The one with the left wing biases rings true. The Left really does characterize the Right as Klansmen, Nazis, and Confederate flag wavers. That is why it works.
I haven’t seen right wingers characterize the Left as satanists. Not have I see Rightist objections to Leftists as old school economic Marxists (i.e Mao). A lot of the populist Right did not have a bad opinion of Bernie Sanders (the closest thing we have today of an economic Leftist). Hell, old school Marxists (Tankies) tend to agree with right-wingers on today's cultural issues (e.g. Tankies and Trumpists are both pro-Russia)
The communist trope nowadays is about cultural Marxism, a very different thing than Mao. Also a trope about executives saying Obey (this is too similar to leftist critiques of authoritarians) and is not a concern of the Right concerning the Left. Your examples don't really work like the ones in the cartoon you posted do.
Your right tropes would fit in better fifty years ago, the Mao figure would be there with a Black Panther and a hippie. And on the other side you could have a businessman, a construction worker and a cop.
They do not capture any elements of Woke, which is probably the key objection the Right has of the Left. The critique the Right makes of the Left is not so easy to characterize in a cartoon figure, but one trope I can think of is a bearded man in a dress to represent transgenders.
Sure, you can replace with whatever caricatures of the left you can think of. Agreed something about woke would be good. Mao I meant less in economic terms and more as a representation of authoritarianism with a huge and coercive state apparatus, something (the "deep state") that the current right absolutely fears. Fears of media overrepresenting the left and pushing propaganda are definitely fears of the right as well (biden's laptop, covid mandates, covid origin, etc.), but this is all nitpicking. the point is you could definitely make a cartoon for the other side, so the centrist's role is to push back on both extremes.

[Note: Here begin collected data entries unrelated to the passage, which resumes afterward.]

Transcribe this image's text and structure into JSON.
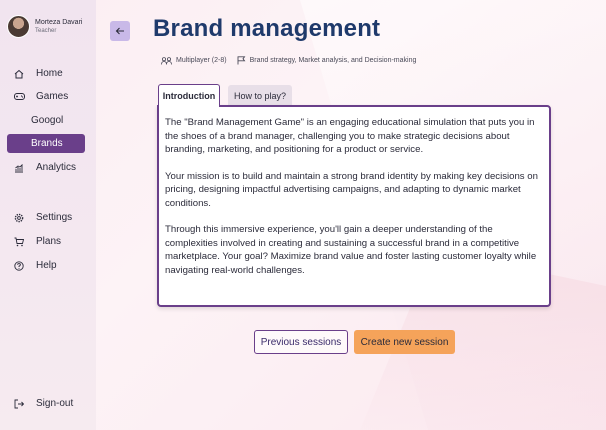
{
  "user": {
    "name": "Morteza Davari",
    "role": "Teacher"
  },
  "nav": {
    "home": "Home",
    "games": "Games",
    "googol": "Googol",
    "brands": "Brands",
    "analytics": "Analytics",
    "settings": "Settings",
    "plans": "Plans",
    "help": "Help",
    "signout": "Sign-out"
  },
  "page": {
    "title": "Brand management",
    "players": "Multiplayer (2-8)",
    "skills": "Brand strategy, Market analysis, and Decision-making"
  },
  "tabs": {
    "intro": "Introduction",
    "howto": "How to play?"
  },
  "content": {
    "p1": "The \"Brand Management Game\" is an engaging educational simulation that puts you in the shoes of a brand manager, challenging you to make strategic decisions about branding, marketing, and positioning for a product or service.",
    "p2": "Your mission is to build and maintain a strong brand identity by making key decisions on pricing, designing impactful advertising campaigns, and adapting to dynamic market conditions.",
    "p3": "Through this immersive experience, you'll gain a deeper understanding of the complexities involved in creating and sustaining a successful brand in a competitive marketplace. Your goal? Maximize brand value and foster lasting customer loyalty while navigating real-world challenges."
  },
  "actions": {
    "previous": "Previous sessions",
    "create": "Create new session"
  },
  "colors": {
    "accent": "#6a3f8a",
    "title": "#1f3a6b",
    "cta": "#f5a35a"
  }
}
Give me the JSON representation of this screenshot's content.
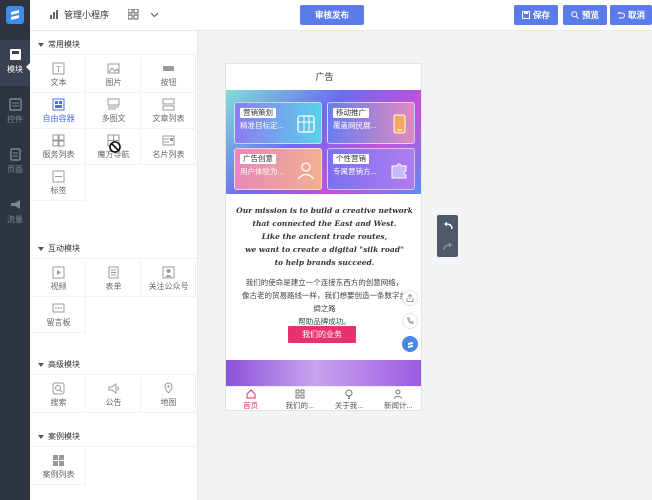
{
  "topbar": {
    "app_title": "管理小程序",
    "publish_label": "审核发布",
    "save_label": "保存",
    "preview_label": "预览",
    "cancel_label": "取消"
  },
  "rail": {
    "items": [
      {
        "label": "模块"
      },
      {
        "label": "控件"
      },
      {
        "label": "页面"
      },
      {
        "label": "流量"
      }
    ]
  },
  "panel": {
    "sections": [
      {
        "title": "常用模块",
        "items": [
          {
            "label": "文本",
            "icon": "text-icon"
          },
          {
            "label": "图片",
            "icon": "image-icon"
          },
          {
            "label": "按钮",
            "icon": "button-icon"
          },
          {
            "label": "自由容器",
            "icon": "container-icon"
          },
          {
            "label": "多图文",
            "icon": "multi-image-text-icon"
          },
          {
            "label": "文章列表",
            "icon": "article-list-icon"
          },
          {
            "label": "服务列表",
            "icon": "service-list-icon"
          },
          {
            "label": "魔方导航",
            "icon": "cube-nav-icon"
          },
          {
            "label": "名片列表",
            "icon": "card-list-icon"
          },
          {
            "label": "标签",
            "icon": "tag-icon"
          }
        ]
      },
      {
        "title": "互动模块",
        "items": [
          {
            "label": "视频",
            "icon": "video-icon"
          },
          {
            "label": "表单",
            "icon": "form-icon"
          },
          {
            "label": "关注公众号",
            "icon": "follow-icon"
          },
          {
            "label": "留言板",
            "icon": "message-board-icon"
          }
        ]
      },
      {
        "title": "高级模块",
        "items": [
          {
            "label": "搜索",
            "icon": "search-icon"
          },
          {
            "label": "公告",
            "icon": "announcement-icon"
          },
          {
            "label": "地图",
            "icon": "map-icon"
          }
        ]
      },
      {
        "title": "案例模块",
        "items": [
          {
            "label": "案例列表",
            "icon": "case-list-icon"
          }
        ]
      }
    ]
  },
  "phone": {
    "title": "广告",
    "cards": [
      {
        "title": "营销策划",
        "sub": "精准目标定..."
      },
      {
        "title": "移动推广",
        "sub": "覆盖网民展..."
      },
      {
        "title": "广告创意",
        "sub": "用户体验为..."
      },
      {
        "title": "个性营销",
        "sub": "专属营销方..."
      }
    ],
    "mission_en": [
      "Our mission is to build a creative network",
      "that connected the East and West.",
      "Like the ancient trade routes,",
      "we want to create a digital \"silk road\"",
      "to help brands succeed."
    ],
    "mission_cn": [
      "我们的使命是建立一个连接东西方的创意网络，",
      "像古老的贸易路线一样，我们想要创造一条数字丝",
      "绸之路",
      "帮助品牌成功。"
    ],
    "cta_label": "我们的业务",
    "tabs": [
      {
        "label": "首页"
      },
      {
        "label": "我们的..."
      },
      {
        "label": "关于我..."
      },
      {
        "label": "新闻计..."
      }
    ]
  },
  "colors": {
    "accent": "#5b7ce8",
    "cta": "#e6336e",
    "rail_bg": "#2e3440"
  }
}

Good essay with a good conclusion. However, although things are better materially, people are less happy and for good reasons. For a start, people who work for small businesses tend to be insanely happy by comparison to those who work for large businesses or organisation. A 2018 survey showed that 75% to 80% of workers working for small businesses were either very happy or extremely happy with their work and workplace. In the mid-noughties employment by large employers became more common than employment by small employers for the first time in American history.
The neoliberal era might have brought cheaper goods and services in many areas of the economy, but they did nothing for labour security, a key criteria for planning and achieving any sort of life. People who live in cities are less happy and live shorter lives, and this isn't just due to air quality. Religious people are more happy, and religion is on the decline. Faith is not only a comfort, but it also pushes people towards community engagement.
Plus, it's not all good news. If you plot either global population income levels or living standards on a graph, then most people are doing better, especially if you were in most of the bottom 50% of the spectrum or the very top couple of percent. With income, this is called the Elephant graph. Put simply the people who exist between the body of the elephant and the trunk are most blue collar workers in the West.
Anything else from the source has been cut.